= LUMA Tower =

Tower in Arles, France

Luma Tower

The LUMA Tower is a building designed by Frank Gehry for the LUMA Arles arts center in Arles, France, commissioned by arts patron Maja Hoffmann, founder of the LUMA Foundation. It was inaugurated on July 4, 2021.

==Design==
About the outlook of the tower Gehry wrote: "We wanted to evoke the local, from Vincent van Gogh's painting Starry Night to the soaring rock clusters you find in the Camargue region. Its central drum echoes the circular plan of the Roman amphitheatre".

The building is 56 meters tall and has 12 floors (10 stories). It sits on a rotunda, "the Drum" of 54 metres in diameter and height 16 to 18 meters. The interior surface area is 15,000 sq.m., of which 2,000 sq.m. is dedicated for exhibitions and 1,4000 sq.m. for other purposes. It is covered with 11,000 angled reflective stainless steel panels.

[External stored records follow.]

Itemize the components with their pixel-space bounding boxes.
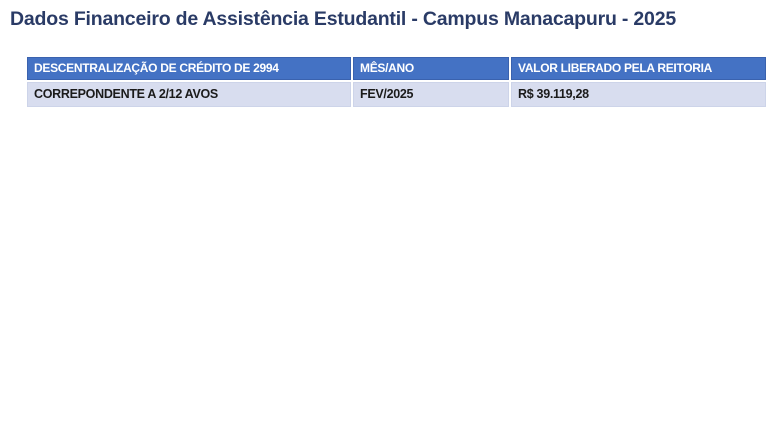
table-header-row: DESCENTRALIZAÇÃO DE CRÉDITO DE 2994 MÊS/…: [27, 57, 766, 80]
cell-mes-ano: FEV/2025: [353, 82, 509, 107]
table-row: CORREPONDENTE A 2/12 AVOS FEV/2025 R$ 39…: [27, 82, 766, 107]
cell-valor-liberado: R$ 39.119,28: [511, 82, 766, 107]
header-valor-liberado: VALOR LIBERADO PELA REITORIA: [511, 57, 766, 80]
header-mes-ano: MÊS/ANO: [353, 57, 509, 80]
header-descentralizacao-credito: DESCENTRALIZAÇÃO DE CRÉDITO DE 2994: [27, 57, 351, 80]
finance-table: DESCENTRALIZAÇÃO DE CRÉDITO DE 2994 MÊS/…: [25, 55, 768, 109]
cell-descentralizacao-credito: CORREPONDENTE A 2/12 AVOS: [27, 82, 351, 107]
page-title: Dados Financeiro de Assistência Estudant…: [10, 8, 676, 30]
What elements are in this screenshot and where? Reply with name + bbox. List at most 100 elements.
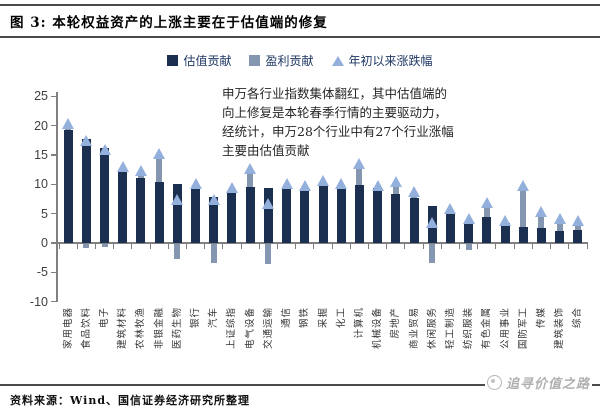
bar-valuation-contribution [245, 187, 255, 243]
y-tick-label: -5 [36, 265, 48, 280]
x-axis-tick [185, 244, 187, 249]
x-axis-tick [331, 244, 333, 249]
bar-valuation-contribution [500, 223, 510, 243]
x-axis-tick [513, 244, 515, 249]
y-axis-tick [51, 212, 56, 215]
watermark-text: 追寻价值之路 [505, 376, 590, 391]
chart-annotation: 申万各行业指数集体翻红，其中估值端的 向上修复是本轮春季行情的主要驱动力， 经统… [222, 86, 454, 158]
bar-valuation-contribution [63, 130, 73, 243]
legend-item-valuation: 估值贡献 [167, 52, 231, 69]
ytd-change-marker [80, 134, 93, 146]
x-axis-tick [313, 244, 315, 249]
valuation-swatch-icon [167, 55, 179, 66]
y-tick-label: 20 [34, 118, 48, 133]
bar-earnings-contribution [465, 243, 472, 250]
ytd-change-marker [553, 212, 566, 224]
bar-valuation-contribution [209, 196, 219, 243]
x-category-label: 交通运输 [262, 307, 274, 350]
y-tick-label: 0 [41, 236, 48, 250]
ytd-change-marker [408, 185, 421, 197]
ytd-change-marker [499, 215, 512, 227]
y-axis-tick [51, 242, 56, 244]
x-axis-tick [440, 244, 442, 249]
x-category-label: 电子 [99, 307, 111, 329]
y-axis-tick [51, 183, 56, 186]
legend-item-earnings: 盈利贡献 [249, 52, 314, 69]
bar-valuation-contribution [81, 138, 91, 243]
ytd-change-marker [134, 164, 147, 176]
x-category-label: 轻工制造 [444, 307, 456, 350]
bar-earnings-contribution [392, 183, 399, 195]
bar-earnings-contribution [83, 243, 90, 249]
header-top-rule [0, 4, 600, 6]
y-axis-tick [51, 124, 56, 127]
header-bottom-rule [0, 36, 600, 38]
bar-earnings-contribution [556, 221, 563, 232]
x-axis-tick [422, 244, 424, 249]
legend-item-change: 年初以来涨跌幅 [331, 52, 433, 69]
ytd-change-marker [280, 177, 293, 189]
legend-label: 年初以来涨跌幅 [348, 54, 433, 68]
ytd-change-marker [462, 212, 475, 224]
x-axis-tick [258, 244, 260, 249]
ytd-change-marker [244, 163, 257, 175]
bar-valuation-contribution [373, 188, 383, 243]
watermark: 追寻价值之路 [484, 373, 592, 392]
x-category-label: 银行 [190, 307, 202, 329]
legend-label: 盈利贡献 [265, 54, 314, 68]
x-category-label: 化工 [335, 307, 347, 329]
ytd-change-marker [62, 117, 75, 129]
x-category-label: 通信 [281, 307, 293, 329]
bar-valuation-contribution [263, 188, 273, 243]
bar-valuation-contribution [172, 184, 182, 243]
y-axis-tick [51, 95, 56, 98]
x-axis-tick [349, 244, 351, 249]
y-tick-label: -10 [29, 294, 48, 309]
ytd-change-marker [98, 143, 111, 155]
x-axis-tick [149, 244, 151, 249]
x-axis-tick [113, 244, 115, 249]
bar-valuation-contribution [300, 190, 310, 243]
x-axis-tick [276, 244, 278, 249]
ytd-change-marker [371, 180, 384, 192]
bar-valuation-contribution [282, 188, 292, 243]
bar-valuation-contribution [354, 184, 364, 243]
bar-earnings-contribution [483, 203, 490, 217]
watermark-logo-icon [486, 375, 502, 390]
source-note: 资料来源：Wind、国信证券经济研究所整理 [10, 394, 251, 407]
x-category-label: 钢铁 [299, 307, 311, 329]
y-tick-label: 25 [34, 89, 48, 104]
bar-valuation-contribution [136, 178, 146, 243]
earnings-swatch-icon [249, 55, 261, 66]
x-axis [56, 242, 588, 244]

The building includes exhibition spaces, workshops, a library, an auditorium with 150 seats, and a café.

==History==
The first project for LUMA Arles was presented by Maja Hoffmann and Frank Gehry in July 2008 to the city of Arles. It was rejected for being too tall. Only the third attempt was accepted in December 2012. Construction started in 2014.